David Daniels
davedoesdisney
- Joined
- Feb 1, 2016
OK. Dog with a bone here. One of the issues discussed earlier was about prints versus "always in the cloud."
I am honestly really curious. Does anyone have any decent research on the long-term viability of cloud storage? As in extrapolated out to the multi-decade level? I have several magnetic storage mediums sitting around that I can no longer access (3420, Travan, Zip). Yes, there is techonolgy somewhere to read them but it isn't ubiquitously available. Will the cloud be different? Yeah, I got a load of stuff out there too so am concerned.
Short story long: Just watched this msytery. It took over 70 years to solve. All based on observations that came down to one print (from Joe Rosenthal's SpeedGraphic) compared to the iconic Iwo flag raising shot (also Joe's). I'm trying to picture the availability of "all my shots in the cloud" as being something that will even exist in 2086 as other than a memory and coming up bupkis.
50 years from now my kids will be able to show their grandchildren shots of their first visit to WDW in the 90's. I'm not so sure I can make that claim about the pics on their phones right now.

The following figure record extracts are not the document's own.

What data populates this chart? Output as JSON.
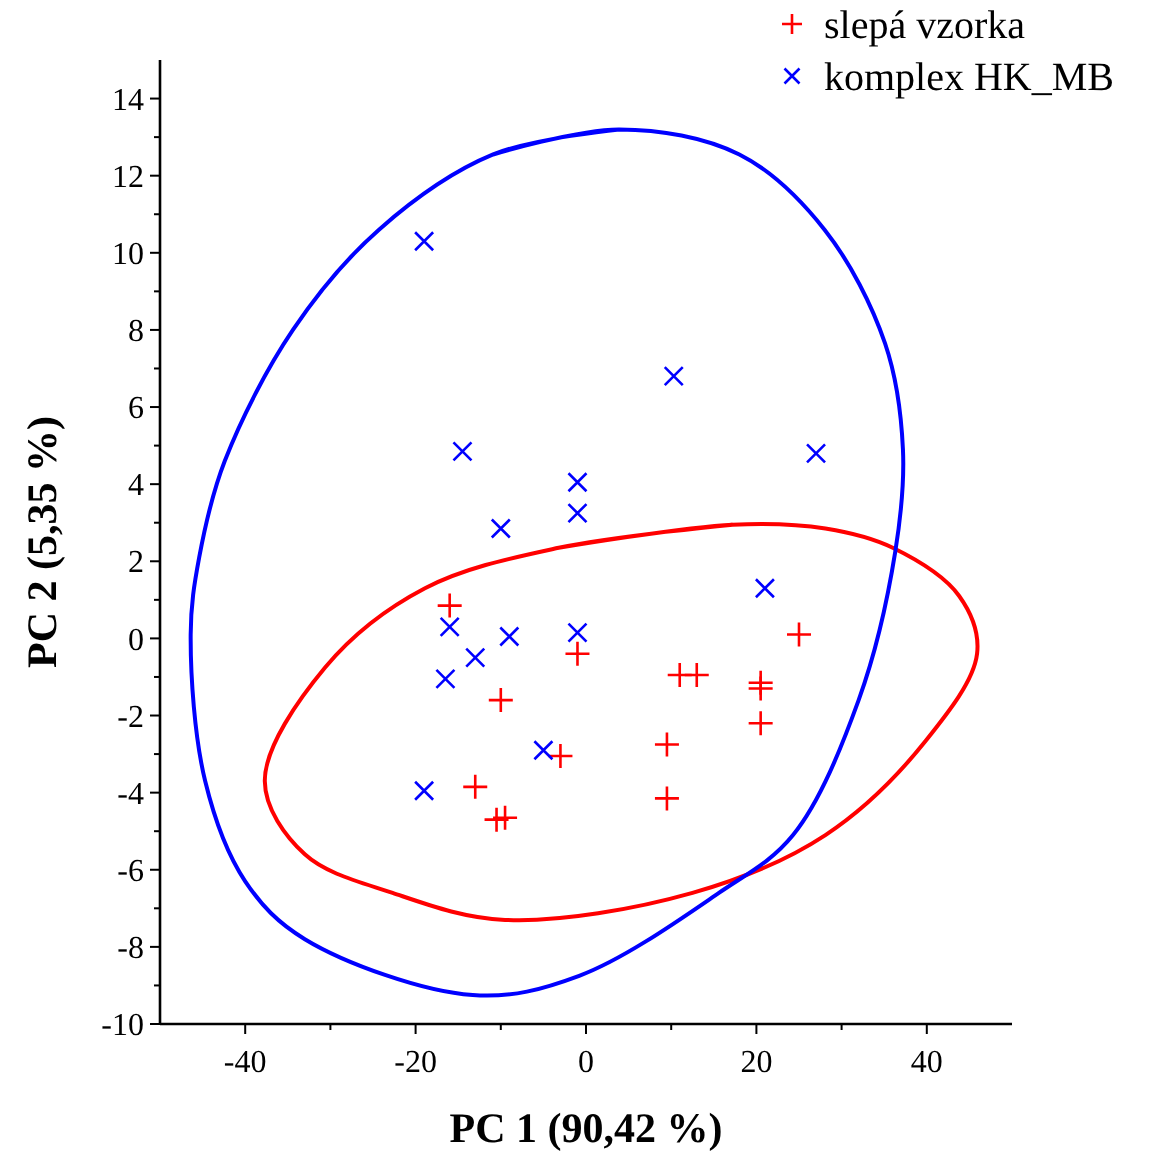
{
  "chart_data": {
    "type": "scatter",
    "xlabel": "PC 1 (90,42 %)",
    "ylabel": "PC 2 (5,35 %)",
    "xlim": [
      -50,
      50
    ],
    "ylim": [
      -10,
      15
    ],
    "xticks": [
      -40,
      {
        "value": -30,
        "label": null
      },
      -20,
      {
        "value": -10,
        "label": null
      },
      0,
      {
        "value": 10,
        "label": null
      },
      20,
      {
        "value": 30,
        "label": null
      },
      40
    ],
    "yticks": [
      -10,
      {
        "value": -9,
        "label": null
      },
      -8,
      {
        "value": -7,
        "label": null
      },
      -6,
      {
        "value": -5,
        "label": null
      },
      -4,
      {
        "value": -3,
        "label": null
      },
      -2,
      {
        "value": -1,
        "label": null
      },
      0,
      {
        "value": 1,
        "label": null
      },
      2,
      {
        "value": 3,
        "label": null
      },
      4,
      {
        "value": 5,
        "label": null
      },
      6,
      {
        "value": 7,
        "label": null
      },
      8,
      {
        "value": 9,
        "label": null
      },
      10,
      {
        "value": 11,
        "label": null
      },
      12,
      {
        "value": 13,
        "label": null
      },
      14
    ],
    "legend": "top right",
    "grid": false,
    "series": [
      {
        "name": "slepá vzorka",
        "color": "#ff0000",
        "marker": "plus",
        "x": [
          -16,
          -1,
          -10,
          11,
          13,
          20.5,
          20.5,
          25,
          20.5,
          -3,
          9.5,
          -13,
          9.5,
          -10.5,
          -9.5
        ],
        "values": [
          0.85,
          -0.4,
          -1.6,
          -0.95,
          -0.95,
          -1.15,
          -1.3,
          0.1,
          -2.2,
          -3.05,
          -2.75,
          -3.85,
          -4.15,
          -4.7,
          -4.65
        ]
      },
      {
        "name": "komplex HK_MB",
        "color": "#0000ff",
        "marker": "cross",
        "x": [
          -19,
          10.3,
          -14.5,
          27,
          -10,
          -1,
          -1,
          21,
          -1,
          -9,
          -16,
          -13,
          -16.5,
          -5,
          -19
        ],
        "values": [
          10.3,
          6.8,
          4.85,
          4.8,
          2.85,
          4.05,
          3.25,
          1.3,
          0.15,
          0.05,
          0.3,
          -0.5,
          -1.05,
          -2.9,
          -3.95
        ]
      },
      {
        "type": "line",
        "color": "#ff0000",
        "x": [
          17.2,
          28.1,
          36,
          43.8,
          45.9,
          39.9,
          28.1,
          12.5,
          -9.5,
          -22.7,
          -33,
          -37.7,
          -30.6,
          -18.9,
          -3.2
        ],
        "values": [
          2.95,
          2.85,
          2.35,
          1.1,
          -0.4,
          -2.65,
          -5.1,
          -6.6,
          -7.3,
          -6.6,
          -5.6,
          -3.7,
          -0.75,
          1.3,
          2.35
        ]
      },
      {
        "type": "line",
        "color": "#0000ff",
        "x": [
          3.9,
          18,
          28,
          35.1,
          37.2,
          36.3,
          32,
          24.3,
          15.6,
          -0.8,
          -13.3,
          -33,
          -40,
          -44.7,
          -46.4,
          -45.4,
          -42.4,
          -34.4,
          -24.3,
          -10.9
        ],
        "values": [
          13.2,
          12.55,
          10.6,
          7.65,
          4.9,
          2.25,
          -1.6,
          -5.1,
          -6.6,
          -8.75,
          -9.25,
          -7.8,
          -6.3,
          -3.7,
          0.1,
          2.1,
          4.6,
          8.0,
          10.6,
          12.55
        ]
      }
    ]
  }
}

Yes, I'm a curmudgeonly old Luddite. But don't I have as good a chance of being right as I am wrong too?
Hmm....
There's a key ingredient you're hitting on here, change. It's up to you (me) to adapt. When we buy a house, we don't leave everything in that house and start over, we transfer it. Is the cloud a forever answer? Who knows. But when it changes, it's my responsibility to pack it all up and move it. To me, that's way easier to do than having thousands of pieces of physical photographs to keep up with. But again, it's up to me to not let my opportunity to transfer before my storage option of the present, isn't future proof.